Цесаревна сделала знак, и все смолкло. Лишь изредка затаенный вздох нечаянно вздымал отважную грудь, да брякала чуть слышно ненароком подвернувшаяся сабля…
И вот знакомый и бесконечно милый всем этим мужественным людям голос звучно и громко произнес:
— Ребята, помните, чья я дочь? Хотите идти за мною?
— Веди нас! Веди! Мы все готовы умереть за тебя! — одним сплошным, могучим гулом ответили солдаты.
— Клянитесь служить мне верой и правдой, как служили моему отцу! — снова громким голосом произнесла Елизавета, поднимая крест перед собою.
Шляпы в один миг полетели наземь.
— Клянемся! Все клянемся! — одним общим звуком отвечали гренадеры и, набожно крестясь, стали подходить к кресту. Когда обряд присяги кончился, цесаревна сказала:
— Идем, верные мои гренадеры, идем с Богом, избавить Русь от врагов!
— Веди нас, веди, матушка-цесаревна! Мы всех их перебьем! — снова гаркнули молодцы-гренадеры.
— Нет, я не желаю кровопролития, убийства, и если вы прольете напрасно хоть одну каплю крови, я не иду с вами! — произнесла решительно цесаревна. — На императорской короне, которую дочь Великого Петра наденет на свою голову, не должно быть крови!..
— Приказывай, цесаревна, мы все исполним, как ты велишь! — раздалось в ответ.
В немногих словах цесаревна разъяснила солдатам, что им предстоит делать, отделила часть гренадер и приказала им идти арестовать Миниха, Остермана, Головкина, Левенвольде и Мегдена, остальным же гренадерам приказала следовать за собою.
— А теперь, — заключила она, — с Богом! Да поможет всем вам Господь совершить великое дело на пользу и славу нашей дорогой родины!
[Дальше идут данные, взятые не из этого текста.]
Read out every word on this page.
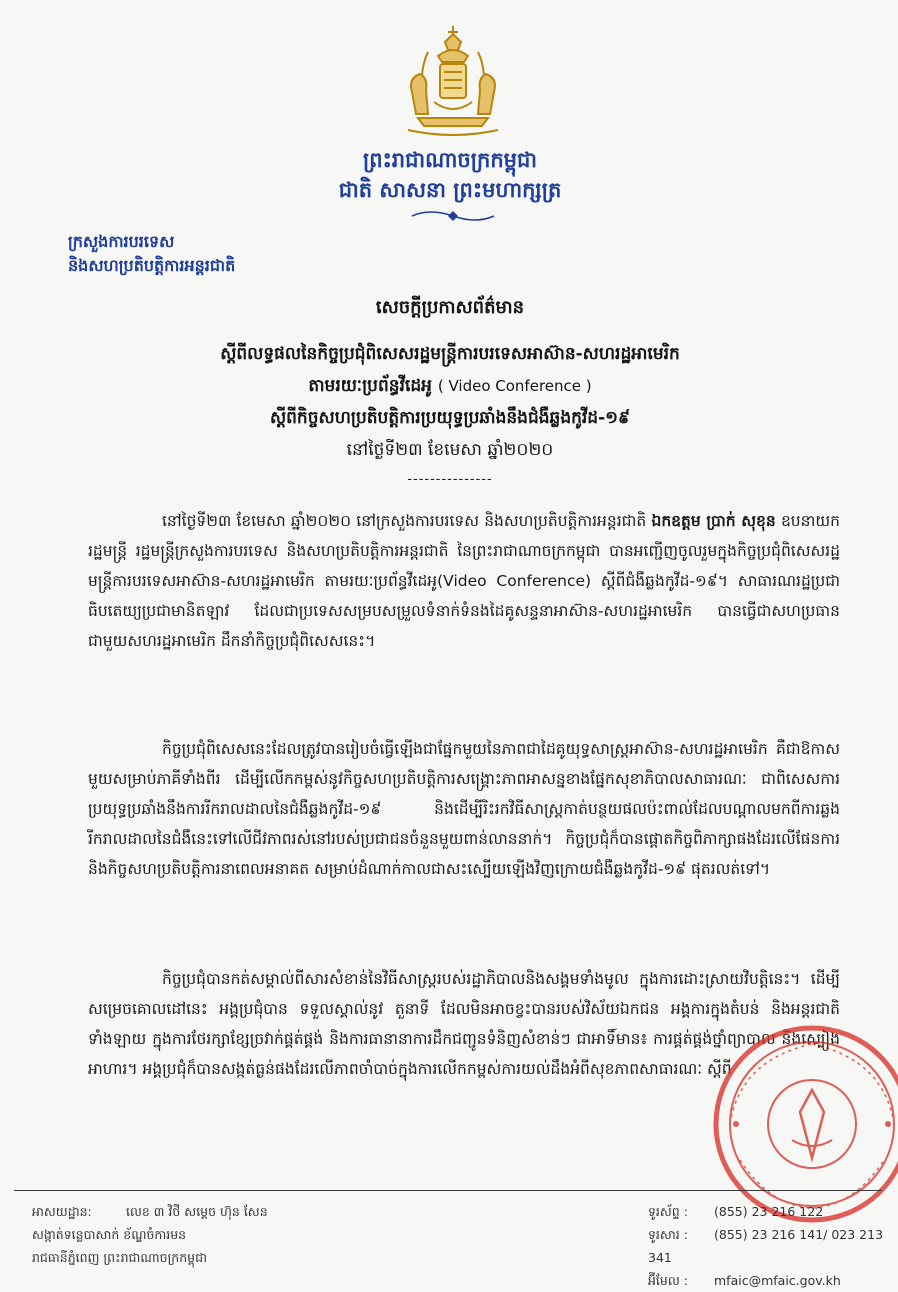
ព្រះរាជាណាចក្រកម្ពុជា
ជាតិ សាសនា ព្រះមហាក្សត្រ
ក្រសួងការបរទេស
និងសហប្រតិបត្តិការអន្តរជាតិ
សេចក្តីប្រកាសព័ត៌មាន
ស្តីពីលទ្ធផលនៃកិច្ចប្រជុំពិសេសរដ្ឋមន្ត្រីការបរទេសអាស៊ាន-សហរដ្ឋអាមេរិក
តាមរយៈប្រព័ន្ធវីដេអូ ( Video Conference )
ស្តីពីកិច្ចសហប្រតិបត្តិការប្រយុទ្ធប្រឆាំងនឹងជំងឺឆ្លងកូវីដ-១៩
នៅថ្ងៃទី២៣ ខែមេសា ឆ្នាំ២០២០
---------------
នៅថ្ងៃទី២៣ ខែមេសា ឆ្នាំ២០២០ នៅក្រសួងការបរទេស និងសហប្រតិបត្តិការអន្តរជាតិ ឯកឧត្តម ប្រាក់ សុខុន ឧបនាយករដ្ឋមន្ត្រី រដ្ឋមន្ត្រីក្រសួងការបរទេស និងសហប្រតិបត្តិការអន្តរជាតិ នៃព្រះរាជាណាចក្រកម្ពុជា បានអញ្ជើញចូលរួមក្នុងកិច្ចប្រជុំពិសេសរដ្ឋមន្ត្រីការបរទេសអាស៊ាន-សហរដ្ឋអាមេរិក តាមរយៈប្រព័ន្ធវីដេអូ(Video Conference) ស្តីពីជំងឺឆ្លងកូវីដ-១៩។ សាធារណរដ្ឋប្រជាធិបតេយ្យប្រជាមានិតឡាវ ដែលជាប្រទេសសម្របសម្រួលទំនាក់ទំនងដៃគូសន្ទនាអាស៊ាន-សហរដ្ឋអាមេរិក បានធ្វើជាសហប្រធាន ជាមួយសហរដ្ឋអាមេរិក ដឹកនាំកិច្ចប្រជុំពិសេសនេះ។
កិច្ចប្រជុំពិសេសនេះដែលត្រូវបានរៀបចំធ្វើឡើងជាផ្នែកមួយនៃភាពជាដៃគូយុទ្ធសាស្ត្រអាស៊ាន-សហរដ្ឋអាមេរិក គឺជាឱកាសមួយសម្រាប់ភាគីទាំងពីរ ដើម្បីលើកកម្ពស់នូវកិច្ចសហប្រតិបត្តិការសង្គ្រោះភាពអាសន្នខាងផ្នែកសុខាភិបាលសាធារណៈ ជាពិសេសការប្រយុទ្ធប្រឆាំងនឹងការរីករាលដាលនៃជំងឺឆ្លងកូវីដ-១៩ និងដើម្បីរិះរកវិធីសាស្ត្រកាត់បន្ថយផលប៉ះពាល់ដែលបណ្តាលមកពីការឆ្លងរីករាលដាលនៃជំងឺនេះទៅលើជីវភាពរស់នៅរបស់ប្រជាជនចំនួនមួយពាន់លាននាក់។ កិច្ចប្រជុំក៏បានផ្តោតកិច្ចពិភាក្សាផងដែរលើផែនការ និងកិច្ចសហប្រតិបត្តិការនាពេលអនាគត សម្រាប់ដំណាក់កាលជាសះស្បើយឡើងវិញក្រោយជំងឺឆ្លងកូវីដ-១៩ ផុតរលត់ទៅ។
កិច្ចប្រជុំបានកត់សម្គាល់ពីសារសំខាន់នៃវិធីសាស្ត្ររបស់រដ្ឋាភិបាលនិងសង្គមទាំងមូល ក្នុងការដោះស្រាយវិបត្តិនេះ។ ដើម្បីសម្រេចគោលដៅនេះ អង្គប្រជុំបាន ទទួលស្គាល់នូវ តួនាទី ដែលមិនអាចខ្វះបានរបស់វិស័យឯកជន អង្គការក្នុងតំបន់ និងអន្តរជាតិទាំងឡាយ ក្នុងការថែរក្សាខ្សែច្រវាក់ផ្គត់ផ្គង់ និងការធានានាការដឹកជញ្ជូនទំនិញសំខាន់ៗ ជាអាទិ៍មាន៖ ការផ្គត់ផ្គង់ថ្នាំព្យាបាល និងស្បៀងអាហារ។ អង្គប្រជុំក៏បានសង្កត់ធ្ងន់ផងដែរលើភាពចាំបាច់ក្នុងការលើកកម្ពស់ការយល់ដឹងអំពីសុខភាពសាធារណៈ ស្តីពី
អាសយដ្ឋាន:	លេខ ៣ វិថី សម្តេច ហ៊ុន សែន
សង្កាត់ទន្លេបាសាក់ ខ័ណ្ឌចំការមន
រាជធានីភ្នំពេញ ព្រះរាជាណាចក្រកម្ពុជា
ទូរស័ព្ទ : (855) 23 216 122
ទូរសារ : (855) 23 216 141/ 023 213 341
អ៊ីមែល : mfaic@mfaic.gov.kh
Сказав это, цесаревна осенила низко склонивших свои головы солдат крестом и быстрой походкой направилась к стоявшим на дворе саням.
Солдаты поспешили за ней и бегом пустились по сторонам, стараясь не отстать от саней ни на шаг.
Луна в это время спряталась за облака, и темнота заволокла сонный город.
Услышав тяжелое дыхание своих бегущих друзей, Елизавета приказала остановить сани.
— Матушка, что ты хочешь делать? — послышались взволнованные голоса.
— Идти вместе с вами! — бодро прозвучал ее бархатный голос.
И она легко и быстро выпрыгнула из саней и бодро зашагала впереди толпы гренадер.
— Вы устанете, государыня… Обопритесь на меня, — прошептал подле нее звонкий, молодой голосок.